FT’nin haberinde, 2020–2021 döneminde ABD’de “pump & dump” vakalarının %900’ün üzerinde arttığı, özellikle Çinli küçük şirketlerin hedef alındığı vurgulanıyor. ABD’li regülatörler bu süreçte defalarca uyarıda bulunmuş, ancak manipülasyonların önüne tam anlamıyla geçilememiş.
Türkiye’de Durum: Normalleşen Manipülasyon
Borsa İstanbul’da da benzer grafikler adeta sıradan hale geldi. Küçük ölçekli hisselerde fiyatların bilanço ve faaliyet gerçekleriyle ilgisi kalmıyor. Yatırımcı güvenini erozyona uğratan bu süreç, üç temel riski büyütüyor:
- Kurumsal yatırımcı ilgisi azalıyor: Uluslararası fonlar, güven problemi nedeniyle piyasadan uzaklaşıyor.

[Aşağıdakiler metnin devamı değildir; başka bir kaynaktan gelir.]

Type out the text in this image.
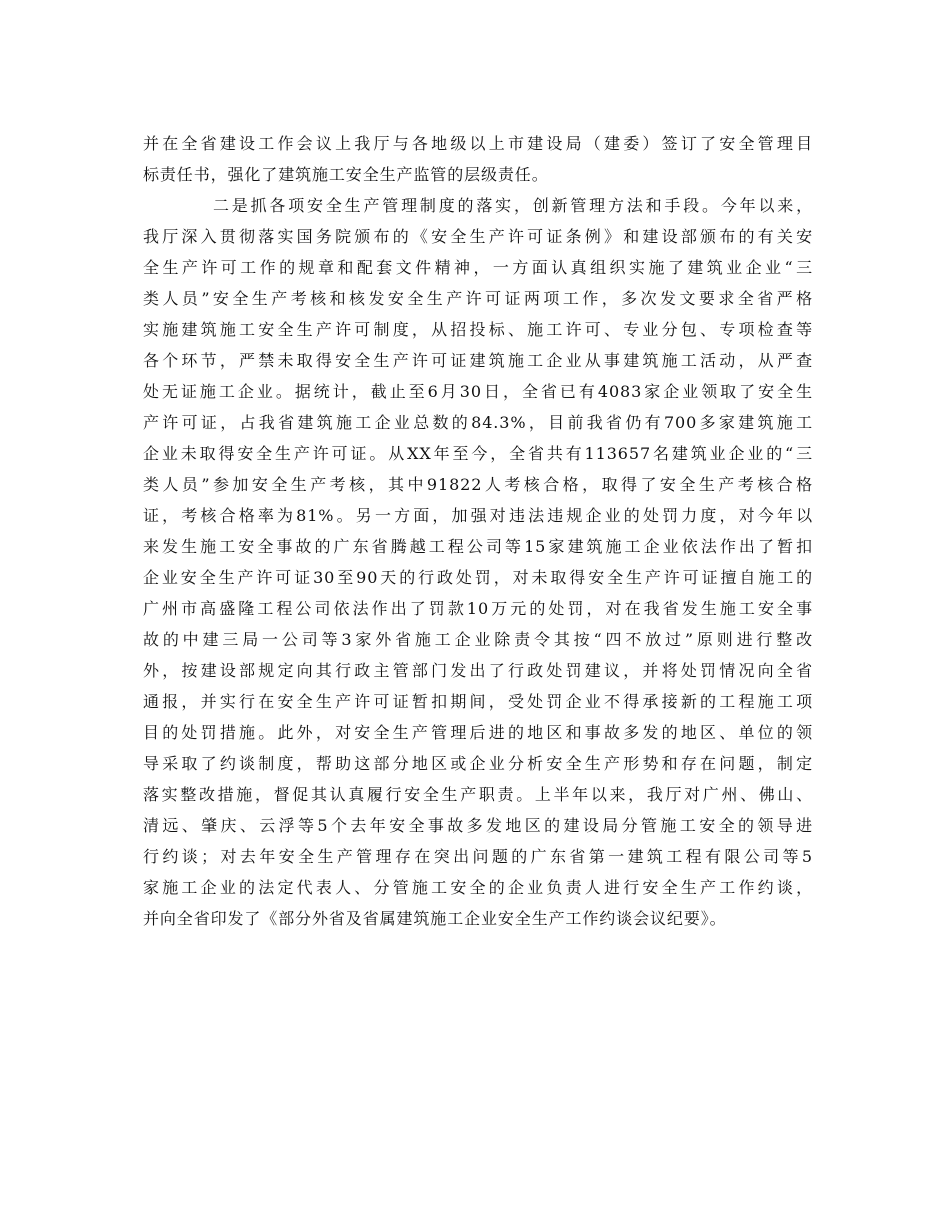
并在全省建设工作会议上我厅与各地级以上市建设局（建委）签订了安全管理目
标责任书，强化了建筑施工安全生产监管的层级责任。
二是抓各项安全生产管理制度的落实，创新管理方法和手段。今年以来，
我厅深入贯彻落实国务院颁布的《安全生产许可证条例》和建设部颁布的有关安
全生产许可工作的规章和配套文件精神，一方面认真组织实施了建筑业企业“三
类人员”安全生产考核和核发安全生产许可证两项工作，多次发文要求全省严格
实施建筑施工安全生产许可制度，从招投标、施工许可、专业分包、专项检查等
各个环节，严禁未取得安全生产许可证建筑施工企业从事建筑施工活动，从严查
处无证施工企业。据统计，截止至6月30日，全省已有4083家企业领取了安全生
产许可证，占我省建筑施工企业总数的84.3%，目前我省仍有700多家建筑施工
企业未取得安全生产许可证。从XX年至今，全省共有113657名建筑业企业的“三
类人员”参加安全生产考核，其中91822人考核合格，取得了安全生产考核合格
证，考核合格率为81%。另一方面，加强对违法违规企业的处罚力度，对今年以
来发生施工安全事故的广东省腾越工程公司等15家建筑施工企业依法作出了暂扣
企业安全生产许可证30至90天的行政处罚，对未取得安全生产许可证擅自施工的
广州市高盛隆工程公司依法作出了罚款10万元的处罚，对在我省发生施工安全事
故的中建三局一公司等3家外省施工企业除责令其按“四不放过”原则进行整改
外，按建设部规定向其行政主管部门发出了行政处罚建议，并将处罚情况向全省
通报，并实行在安全生产许可证暂扣期间，受处罚企业不得承接新的工程施工项
目的处罚措施。此外，对安全生产管理后进的地区和事故多发的地区、单位的领
导采取了约谈制度，帮助这部分地区或企业分析安全生产形势和存在问题，制定
落实整改措施，督促其认真履行安全生产职责。上半年以来，我厅对广州、佛山、
清远、肇庆、云浮等5个去年安全事故多发地区的建设局分管施工安全的领导进
行约谈；对去年安全生产管理存在突出问题的广东省第一建筑工程有限公司等5
家施工企业的法定代表人、分管施工安全的企业负责人进行安全生产工作约谈，
并向全省印发了《部分外省及省属建筑施工企业安全生产工作约谈会议纪要》。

- Şirketler zarar görüyor: Sağlıklı şirketler bile fiyatlamaların güvenilmezliği nedeniyle borsadan fon bulmakta zorlanıyor.
- Yatırımcı tabanı daralıyor: Küçük yatırımcı “oyunun kuralları bozuk” diyerek piyasadan çıkıyor.
Sonuç: Aynı Senaryo, Farklı Borsalar
Nasdaq’ta Çinli şirketler üzerinden yaşanan manipülasyon dalgalarıyla, Borsa İstanbul’daki küçük ölçekli hisselerin grafikleri arasındaki benzerlik dikkat çekici. Fark şu: ABD’de regülatörler sürekli alarm verirken, Türkiye’de bu yapı adeta olağanlaşmış durumda.
Atilla Köksal’ın vurguladığı gibi, manipülasyon artık tekil bir vaka değil, sistemik bir risk. Bu risk sadece bireysel yatırımcıların cebini değil, sermaye piyasasının geleceğini de tehdit ediyor.